Andiamo a casa dall'aeroporto - il boršč preparato viene messo a maturare nel caldo, coperto di un asciugapiatti.
Con il primo grido: "Ma ci sono delle persone vive a casa?" - dal frigorifero viene cavata una bottiglia appannata.
Infine arrivati!
I baci di saluto non gli riusciamo bene, tutti si danno baci, guardando la tavola.
Ci mettiamo a tavola...
Narjan-Màr
- Signorina, dove Lei abita?
- A Narjan-Màr.
- E i suoi parenti?
- A Narjan-Màr.
- E che mestiere fanno?
- Sono da Narjan-Màr.
- E come loro vivono?
- Come tutti a Narjan-Màr.
- E non vorrebbero a fare qualche business?
- No. Giacché siamo a Narjan-Màr.
- E cosa succederebbe?
- E cosa potrebbe succedere a Narjan-Màr?
- Ma forse andare a fare gli studi?
- Dove? A Narjan-Màr?
- Ma se andare via, in fin dei fini?
- Da dove, da Narjan-Màr?
- Massì, ma che senso sarebbe rimanere lì?
- E dove rimanere allora?
- All'estero, per esempio.
- E chi rimarrà a Narjan-Màr?
- Ma bisogna, dunque, migliorare la vita lì.
- Dove? A Narjan-Màr??
- Massì, a Narjan-Màr! Dove altrove?
- Ma che so io, dove altrove? Pure siamo a Narjan-Màr.

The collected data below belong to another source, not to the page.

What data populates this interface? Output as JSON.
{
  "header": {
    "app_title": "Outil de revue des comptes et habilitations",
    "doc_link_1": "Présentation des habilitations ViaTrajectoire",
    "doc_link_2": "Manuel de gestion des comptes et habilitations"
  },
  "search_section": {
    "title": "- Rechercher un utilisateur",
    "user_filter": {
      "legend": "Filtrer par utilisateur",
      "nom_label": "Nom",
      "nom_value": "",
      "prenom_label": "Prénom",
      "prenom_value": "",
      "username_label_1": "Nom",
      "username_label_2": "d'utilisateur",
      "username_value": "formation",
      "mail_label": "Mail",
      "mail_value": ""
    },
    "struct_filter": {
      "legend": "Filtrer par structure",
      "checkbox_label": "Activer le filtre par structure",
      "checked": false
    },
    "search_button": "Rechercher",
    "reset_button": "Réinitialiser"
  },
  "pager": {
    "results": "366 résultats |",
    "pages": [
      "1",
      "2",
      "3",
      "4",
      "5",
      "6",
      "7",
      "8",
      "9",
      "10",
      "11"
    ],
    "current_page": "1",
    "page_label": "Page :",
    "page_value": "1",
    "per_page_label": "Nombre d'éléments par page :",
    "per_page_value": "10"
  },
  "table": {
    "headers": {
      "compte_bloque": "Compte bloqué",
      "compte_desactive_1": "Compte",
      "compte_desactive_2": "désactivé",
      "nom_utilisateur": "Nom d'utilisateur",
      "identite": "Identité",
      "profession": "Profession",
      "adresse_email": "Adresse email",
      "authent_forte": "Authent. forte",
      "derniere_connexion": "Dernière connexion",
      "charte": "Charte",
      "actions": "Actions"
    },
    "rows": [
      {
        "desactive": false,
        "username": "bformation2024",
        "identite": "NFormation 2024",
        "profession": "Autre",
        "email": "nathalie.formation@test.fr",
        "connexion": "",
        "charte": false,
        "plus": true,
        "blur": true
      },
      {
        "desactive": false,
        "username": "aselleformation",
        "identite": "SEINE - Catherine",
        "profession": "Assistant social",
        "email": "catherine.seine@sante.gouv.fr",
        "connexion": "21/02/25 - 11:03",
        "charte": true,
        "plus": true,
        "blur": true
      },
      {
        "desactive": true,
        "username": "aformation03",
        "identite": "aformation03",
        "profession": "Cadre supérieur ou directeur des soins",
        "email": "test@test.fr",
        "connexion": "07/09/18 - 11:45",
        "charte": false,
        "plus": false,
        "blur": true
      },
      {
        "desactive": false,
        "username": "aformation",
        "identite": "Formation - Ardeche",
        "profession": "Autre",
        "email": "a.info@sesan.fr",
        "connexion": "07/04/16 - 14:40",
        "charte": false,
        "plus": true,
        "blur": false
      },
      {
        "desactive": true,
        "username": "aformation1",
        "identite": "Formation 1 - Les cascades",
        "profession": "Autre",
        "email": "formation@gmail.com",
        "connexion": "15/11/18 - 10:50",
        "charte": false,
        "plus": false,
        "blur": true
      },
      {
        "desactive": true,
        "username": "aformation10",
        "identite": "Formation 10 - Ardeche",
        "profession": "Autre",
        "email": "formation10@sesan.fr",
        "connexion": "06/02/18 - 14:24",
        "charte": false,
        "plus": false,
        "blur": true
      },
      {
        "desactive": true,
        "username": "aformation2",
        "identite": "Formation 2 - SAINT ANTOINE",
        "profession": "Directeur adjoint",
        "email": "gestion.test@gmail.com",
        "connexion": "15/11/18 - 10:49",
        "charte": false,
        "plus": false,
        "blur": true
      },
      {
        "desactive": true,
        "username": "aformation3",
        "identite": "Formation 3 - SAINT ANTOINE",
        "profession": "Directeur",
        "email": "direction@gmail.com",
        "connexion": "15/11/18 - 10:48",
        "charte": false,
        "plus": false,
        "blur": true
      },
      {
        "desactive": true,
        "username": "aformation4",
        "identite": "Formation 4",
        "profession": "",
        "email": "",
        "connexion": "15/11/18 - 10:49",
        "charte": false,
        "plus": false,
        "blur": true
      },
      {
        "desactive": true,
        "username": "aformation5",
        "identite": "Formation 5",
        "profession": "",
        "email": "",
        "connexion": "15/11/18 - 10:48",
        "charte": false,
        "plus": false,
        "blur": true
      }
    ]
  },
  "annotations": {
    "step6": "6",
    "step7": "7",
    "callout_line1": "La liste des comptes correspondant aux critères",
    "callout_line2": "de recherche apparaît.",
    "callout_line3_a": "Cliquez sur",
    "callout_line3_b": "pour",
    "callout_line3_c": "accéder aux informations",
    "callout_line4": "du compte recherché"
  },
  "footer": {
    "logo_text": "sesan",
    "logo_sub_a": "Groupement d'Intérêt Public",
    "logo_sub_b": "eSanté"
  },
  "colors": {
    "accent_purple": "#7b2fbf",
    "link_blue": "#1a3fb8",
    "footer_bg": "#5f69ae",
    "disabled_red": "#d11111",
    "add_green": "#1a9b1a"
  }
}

- Ma radunatevi una volta, eleggete un sindaco sensato.
- Dove? A Narjan-Màr??
- Sì, ma cosa ci sarebbe di strano? E cominciate vivere infine.
- Dove? A Narjan-Màr????
- Sì. E perché rimpiangere il destino. Radunatevi, mettetevi d'accordo, migliorate...
- Dove radunarci? A Narjan-Màr?
- Massì, proprio lì, dove altrove? Ma c'è lì, da voi, almeno qualcosa d'interessante?

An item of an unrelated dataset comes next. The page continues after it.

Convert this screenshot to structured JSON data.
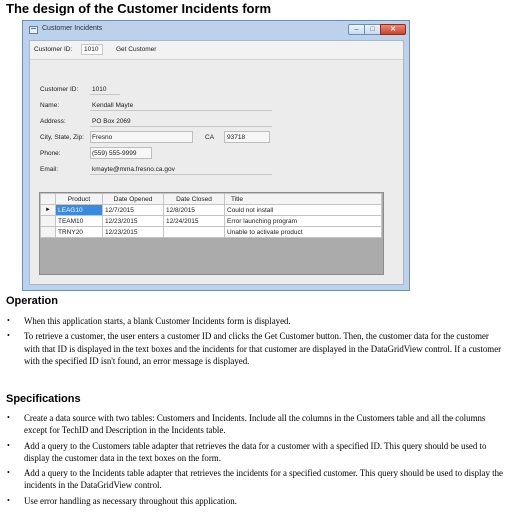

- Ma Lei è pazzo? Pure è Narjan-Màr!
- Continuate, dunque, vivere così?
- E come altro possiamo vivere a Narjan-Màr?!
La gatta Felìzia
La nostra gatta Felizia, la bella devota, ma cupa, portò a Natalia nel letto la metà di un topo.
Sospetto, che era la metà migliore.
Felizia vuole tanto bene a Natalia.
Perciò non poteva capire, il perché di queste grida, rumore, corsa...

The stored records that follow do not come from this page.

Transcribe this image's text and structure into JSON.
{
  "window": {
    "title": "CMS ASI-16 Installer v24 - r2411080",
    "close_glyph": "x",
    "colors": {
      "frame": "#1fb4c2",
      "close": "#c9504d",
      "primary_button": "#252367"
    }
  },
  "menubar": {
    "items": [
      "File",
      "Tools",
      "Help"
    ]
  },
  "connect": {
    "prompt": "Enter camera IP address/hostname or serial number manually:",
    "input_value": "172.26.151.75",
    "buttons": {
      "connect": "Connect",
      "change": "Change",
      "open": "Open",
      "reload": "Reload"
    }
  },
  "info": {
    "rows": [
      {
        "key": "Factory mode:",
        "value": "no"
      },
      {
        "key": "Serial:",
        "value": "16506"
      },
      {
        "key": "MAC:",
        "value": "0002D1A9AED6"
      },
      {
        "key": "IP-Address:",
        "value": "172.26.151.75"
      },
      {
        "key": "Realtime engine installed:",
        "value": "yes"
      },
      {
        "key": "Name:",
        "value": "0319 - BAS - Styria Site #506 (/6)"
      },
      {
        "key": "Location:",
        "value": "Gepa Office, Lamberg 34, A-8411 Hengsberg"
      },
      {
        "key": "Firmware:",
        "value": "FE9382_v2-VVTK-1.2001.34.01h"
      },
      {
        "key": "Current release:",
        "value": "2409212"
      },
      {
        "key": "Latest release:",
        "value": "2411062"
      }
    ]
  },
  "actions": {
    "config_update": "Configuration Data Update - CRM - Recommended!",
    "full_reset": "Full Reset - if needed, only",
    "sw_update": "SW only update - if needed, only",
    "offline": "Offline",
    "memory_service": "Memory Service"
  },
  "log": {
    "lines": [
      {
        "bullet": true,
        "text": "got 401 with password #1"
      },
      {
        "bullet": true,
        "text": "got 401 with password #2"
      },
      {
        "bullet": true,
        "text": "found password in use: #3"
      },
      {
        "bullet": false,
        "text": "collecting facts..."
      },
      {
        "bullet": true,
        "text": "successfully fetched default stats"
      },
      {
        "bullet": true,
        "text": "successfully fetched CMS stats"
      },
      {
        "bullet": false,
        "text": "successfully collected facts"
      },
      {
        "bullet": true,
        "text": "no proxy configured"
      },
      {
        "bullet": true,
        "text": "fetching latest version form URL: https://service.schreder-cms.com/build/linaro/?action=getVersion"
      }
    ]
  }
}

Sussurrava: Permettete, scusatemi, ma è davvero possibile che dopo queste salami e salsicce non bramate ad assaggiare una cosa fresca? E' un piatto prelibato.
Tutti gridavano:
- Lo prendi! Lo porta via!
- Oh, sospirò Felizia. - Come capirgli, se loro non ce la fanno a capire se stessi? Ma se non volete mangiarlo fresco, potete lessarlo.
- Lo togli subito, brutta bestia!
- La tolgo, la tolgo, - diceva Felizia. - Quanto a me, preferisco la selvaggina viva. E un cibo per l'aristocrazia. E' la seconda cosa. E la prima cosa è: prova prima a cacciarlo! Lo aspetta delle ore, come ho fatto io, la perseguita nella casa, e poi grida. Mai in vita mia ho visto una cosa più abominevole del padrone con un cetriolo salato nella bocca. Spostati. Lasciami passare. Selvaggi che siete!